Stefan Hoops, who will become the new CEO of DWS, has a big job ahead of him to stabilize Deutsche Bank’s asset management division and reassure clients after allegations of greenwashing by U.S. and German authorities. Hoops, most recently Deutsche Bank’s head of corporate banking, succeeds Asoka Woehrmann, who DWS announced on June 1 would step down.
Hoops’s rise to CEO follows high-profile searches of Deutsche Bank and DWS offices by German authorities looking into disclosures around funds that claim they use environmental, social and governance factors in their investment process. The raids come on the heels of probes by the U.S. Securities and Exchange Commission and Justice Department into allegations of greenwashing — overstating its sustainable investing efforts.
DWS’s first focus should be on clients, said Jonathan Doolan, managing partner at asset management consulting firm Indefi. The first thing any new executive in this position should do is go on a listening tour, speaking to consultants and clients, and give them confidence about the direction of the business. The impulse, Doolan noted, is often to focus only internally after an event like this. But getting out a narrative that the portfolios are performing as they should keeps clients happy — which means they’ll stay on with the firm.
The current market environment will make that more difficult.
“This is not an easy year for a CEO to begin with,” Doolan said. “Virtually every asset class you’re operating in is down. This is a particularly challenging opportunity to know your positioning and get out in front of the market.”
Hoops will also face the challenge of coming from a different business. Taking on an asset management leadership role after spending years in corporate banking will require Hoops to shift his thinking, industry experts told Institutional Investor. This is even more true following allegations of wrongdoing at the firm. Corporate banking can be more transactional, while the success of asset management and investing unfolds over many years — at least in the best scenarios.
“One of the pitfalls is that there is impatience,” added Doolan. “If you think about asset management, virtually all active management is supposed to outperform over a full market cycle. To be able to run these businesses, you have to have a much longer-term view.”
Hoops has years of experience at Deutsche Bank, starting in fixed income sales in 2003. He departed in 2006 for a fixed-income role at Lehman Brothers before returning to Deutsche Bank a year later. He has since held multiple roles, most recently serving as head of the corporate bank for three years.
“Corporate banking is all he’s been thinking about for the past few years,” recruiter Charles Skorina said. “All of a sudden he’s going to switch gears. I think it was an expedient promotion.”
Described as tough and decisive, Hoops wrote in a LinkedIn post that he is taking on his new role with “due humility.” He added: “At the same time, I also take it on with confidence. We have a great brand, the right business model, and an exceptionally strong team in place.”

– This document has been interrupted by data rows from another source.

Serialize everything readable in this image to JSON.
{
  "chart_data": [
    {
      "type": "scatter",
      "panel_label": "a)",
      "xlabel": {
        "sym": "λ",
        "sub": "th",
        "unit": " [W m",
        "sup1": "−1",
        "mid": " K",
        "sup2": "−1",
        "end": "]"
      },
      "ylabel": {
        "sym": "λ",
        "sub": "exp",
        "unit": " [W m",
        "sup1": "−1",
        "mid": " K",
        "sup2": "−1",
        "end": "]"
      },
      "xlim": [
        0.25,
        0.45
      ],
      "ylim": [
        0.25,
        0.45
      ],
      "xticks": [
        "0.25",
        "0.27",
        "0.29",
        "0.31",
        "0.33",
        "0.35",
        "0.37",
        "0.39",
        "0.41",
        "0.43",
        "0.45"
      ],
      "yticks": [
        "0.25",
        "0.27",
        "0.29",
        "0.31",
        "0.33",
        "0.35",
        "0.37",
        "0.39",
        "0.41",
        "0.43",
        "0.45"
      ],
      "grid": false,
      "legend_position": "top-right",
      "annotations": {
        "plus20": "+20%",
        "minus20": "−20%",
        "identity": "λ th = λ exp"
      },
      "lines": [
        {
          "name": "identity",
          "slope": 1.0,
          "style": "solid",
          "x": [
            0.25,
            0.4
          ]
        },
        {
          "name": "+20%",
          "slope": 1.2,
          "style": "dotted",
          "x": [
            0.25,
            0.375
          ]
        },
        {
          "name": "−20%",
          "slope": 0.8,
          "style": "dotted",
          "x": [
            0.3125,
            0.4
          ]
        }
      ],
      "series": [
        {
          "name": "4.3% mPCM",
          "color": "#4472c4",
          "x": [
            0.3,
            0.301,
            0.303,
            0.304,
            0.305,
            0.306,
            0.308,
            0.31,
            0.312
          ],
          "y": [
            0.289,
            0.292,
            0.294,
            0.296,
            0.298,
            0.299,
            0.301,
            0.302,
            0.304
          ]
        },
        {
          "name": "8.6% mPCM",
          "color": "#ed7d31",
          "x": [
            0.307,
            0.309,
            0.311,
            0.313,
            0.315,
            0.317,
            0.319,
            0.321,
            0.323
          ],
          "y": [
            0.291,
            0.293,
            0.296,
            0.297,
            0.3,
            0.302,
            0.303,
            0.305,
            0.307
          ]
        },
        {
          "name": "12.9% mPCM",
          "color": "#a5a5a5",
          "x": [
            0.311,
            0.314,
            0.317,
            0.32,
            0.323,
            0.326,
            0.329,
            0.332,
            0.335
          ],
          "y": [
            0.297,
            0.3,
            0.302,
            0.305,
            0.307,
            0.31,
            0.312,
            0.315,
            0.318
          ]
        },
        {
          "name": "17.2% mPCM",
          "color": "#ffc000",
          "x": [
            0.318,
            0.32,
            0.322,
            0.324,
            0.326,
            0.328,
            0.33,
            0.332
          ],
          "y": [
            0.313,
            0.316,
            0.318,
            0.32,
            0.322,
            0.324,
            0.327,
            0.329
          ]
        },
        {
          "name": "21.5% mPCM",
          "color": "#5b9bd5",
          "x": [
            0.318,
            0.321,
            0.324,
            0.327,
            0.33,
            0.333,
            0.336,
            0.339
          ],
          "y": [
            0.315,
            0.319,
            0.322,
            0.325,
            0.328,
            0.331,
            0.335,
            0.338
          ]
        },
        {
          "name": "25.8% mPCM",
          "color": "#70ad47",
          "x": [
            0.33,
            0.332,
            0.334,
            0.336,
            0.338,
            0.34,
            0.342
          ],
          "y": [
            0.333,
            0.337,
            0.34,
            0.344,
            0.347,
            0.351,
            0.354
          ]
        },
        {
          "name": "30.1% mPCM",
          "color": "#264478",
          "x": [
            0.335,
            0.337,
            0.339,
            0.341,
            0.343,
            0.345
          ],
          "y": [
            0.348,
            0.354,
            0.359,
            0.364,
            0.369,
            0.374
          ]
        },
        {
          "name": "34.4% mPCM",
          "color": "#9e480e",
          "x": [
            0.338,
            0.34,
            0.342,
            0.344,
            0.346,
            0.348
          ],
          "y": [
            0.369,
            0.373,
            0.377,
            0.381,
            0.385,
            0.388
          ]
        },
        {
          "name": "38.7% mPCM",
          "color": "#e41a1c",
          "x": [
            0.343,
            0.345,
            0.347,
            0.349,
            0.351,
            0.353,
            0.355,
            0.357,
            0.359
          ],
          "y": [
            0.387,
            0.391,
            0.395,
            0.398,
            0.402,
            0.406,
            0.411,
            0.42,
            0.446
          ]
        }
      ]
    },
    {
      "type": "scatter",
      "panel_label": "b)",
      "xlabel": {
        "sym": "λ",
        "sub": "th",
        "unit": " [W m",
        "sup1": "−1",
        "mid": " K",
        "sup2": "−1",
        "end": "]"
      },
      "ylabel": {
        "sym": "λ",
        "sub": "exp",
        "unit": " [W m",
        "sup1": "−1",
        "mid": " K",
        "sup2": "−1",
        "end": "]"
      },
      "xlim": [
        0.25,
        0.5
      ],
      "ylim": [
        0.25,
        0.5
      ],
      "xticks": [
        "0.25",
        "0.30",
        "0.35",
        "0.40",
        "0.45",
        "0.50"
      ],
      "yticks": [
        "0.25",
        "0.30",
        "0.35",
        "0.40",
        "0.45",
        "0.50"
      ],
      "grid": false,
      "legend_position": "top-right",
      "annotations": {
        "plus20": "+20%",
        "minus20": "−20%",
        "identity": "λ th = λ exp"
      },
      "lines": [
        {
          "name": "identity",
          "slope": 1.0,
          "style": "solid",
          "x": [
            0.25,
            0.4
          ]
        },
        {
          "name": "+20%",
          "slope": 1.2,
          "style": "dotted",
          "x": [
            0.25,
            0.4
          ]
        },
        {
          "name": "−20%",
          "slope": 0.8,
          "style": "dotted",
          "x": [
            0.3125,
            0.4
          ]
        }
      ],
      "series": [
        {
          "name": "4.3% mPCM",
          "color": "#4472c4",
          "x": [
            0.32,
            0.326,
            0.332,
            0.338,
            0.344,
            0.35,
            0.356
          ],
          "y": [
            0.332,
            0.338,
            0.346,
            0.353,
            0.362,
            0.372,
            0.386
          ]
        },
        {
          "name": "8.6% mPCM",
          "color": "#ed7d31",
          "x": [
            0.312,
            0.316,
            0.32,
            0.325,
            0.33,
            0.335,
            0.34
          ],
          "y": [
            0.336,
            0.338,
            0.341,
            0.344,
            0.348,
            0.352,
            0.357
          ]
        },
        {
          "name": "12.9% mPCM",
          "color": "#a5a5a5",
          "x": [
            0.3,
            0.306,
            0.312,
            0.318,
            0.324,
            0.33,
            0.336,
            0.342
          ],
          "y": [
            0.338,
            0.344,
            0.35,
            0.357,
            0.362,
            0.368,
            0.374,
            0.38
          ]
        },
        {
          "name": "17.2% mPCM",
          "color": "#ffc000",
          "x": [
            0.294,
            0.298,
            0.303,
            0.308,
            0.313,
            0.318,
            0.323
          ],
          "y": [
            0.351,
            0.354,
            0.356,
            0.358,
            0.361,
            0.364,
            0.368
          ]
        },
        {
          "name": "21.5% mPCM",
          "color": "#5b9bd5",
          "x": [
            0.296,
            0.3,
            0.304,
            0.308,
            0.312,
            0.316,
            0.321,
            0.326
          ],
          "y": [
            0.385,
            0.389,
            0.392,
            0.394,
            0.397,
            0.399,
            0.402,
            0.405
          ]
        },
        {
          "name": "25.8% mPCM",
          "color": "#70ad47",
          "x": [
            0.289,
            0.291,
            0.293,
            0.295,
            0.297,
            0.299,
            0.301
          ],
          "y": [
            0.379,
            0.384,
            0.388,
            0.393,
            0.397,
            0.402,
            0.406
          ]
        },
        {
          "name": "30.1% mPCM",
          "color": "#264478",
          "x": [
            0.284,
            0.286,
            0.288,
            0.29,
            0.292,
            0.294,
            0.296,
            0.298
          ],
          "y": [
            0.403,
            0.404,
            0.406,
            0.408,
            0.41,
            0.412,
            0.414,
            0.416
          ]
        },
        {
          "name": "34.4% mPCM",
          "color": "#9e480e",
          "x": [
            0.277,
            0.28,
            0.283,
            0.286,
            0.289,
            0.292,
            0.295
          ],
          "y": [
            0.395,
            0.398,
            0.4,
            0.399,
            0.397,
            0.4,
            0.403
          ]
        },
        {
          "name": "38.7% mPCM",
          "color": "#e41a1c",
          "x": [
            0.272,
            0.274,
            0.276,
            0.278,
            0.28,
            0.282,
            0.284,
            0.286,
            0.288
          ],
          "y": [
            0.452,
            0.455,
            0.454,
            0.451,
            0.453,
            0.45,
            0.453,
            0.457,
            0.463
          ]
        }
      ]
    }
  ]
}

Shuffling a corporate banker into an asset management role is not an uncommon move in Europe, according to Doolan. “When you look at a lot of European firms outside the U.K., the top three or four asset managers in every country are owned by either a bank or an insurer,” Doolan said. “There is a history of banks and insurers plopping people into senior leadership positions, thinking that people can fix and change things.”
But that doesn’t mean the move has always been effective. Asset management and corporate or investment banking are inherently different businesses, and without recognizing that going in, a new leader could struggle at first, Doolan said.
For one thing, the risk profile is different. Following the Global Financial Crisis, corporate banks began de-risking, shifting their business focus as regulators prevented them or made it more difficult to engage in many activities, including making risky loans. But asset managers get paid for analyzing and then taking on certain risks.
Asset management also is a people-driven business that relies on relationship management skills.
“Another pitfall is there’s a perspective that while asset management has long been an art, it could be more of a science, so why don’t we use technology to replace people,” Doolan added, noting that this is the opposite of what a firm should focus on. Instead, it should try to keep its best staffers.
Skorina highlighted the steady stream of departures at Deutsche Bank over the past few years. “They have constant turnover,” he said.
It’s likely that Hoops’s new role will focus on growth through acquisitions, particularly in the Asia Pacific region. “The bank made some interesting and strategic investments in China, which were growing,” said a source familiar with the firm. “In Latin America, the bank has an excellent reputation.”
During DWS’s late April earnings call, Woehrmann told analysts that the Asia Pacific region is specifically a focus for M&A. “It’s important to broaden your distribution platforms. That is also what we are looking for in Asia, and these are the two key priorities,” he said.
“I’m surprised that they haven’t sold off some of the U.S. businesses to focus more on Europe and emerging markets,” the source added. “That was always something they wanted to do.”
Although DWS didn’t respond to II’s request for comment, Woehrmann said in a statement after the raids in Frankfurt, “…the allegations made against DWS and myself in past months have become a burden for the company, as well as for my family and me. In order to protect the institution and those closest to me, I would like to clear the way for a fresh start.”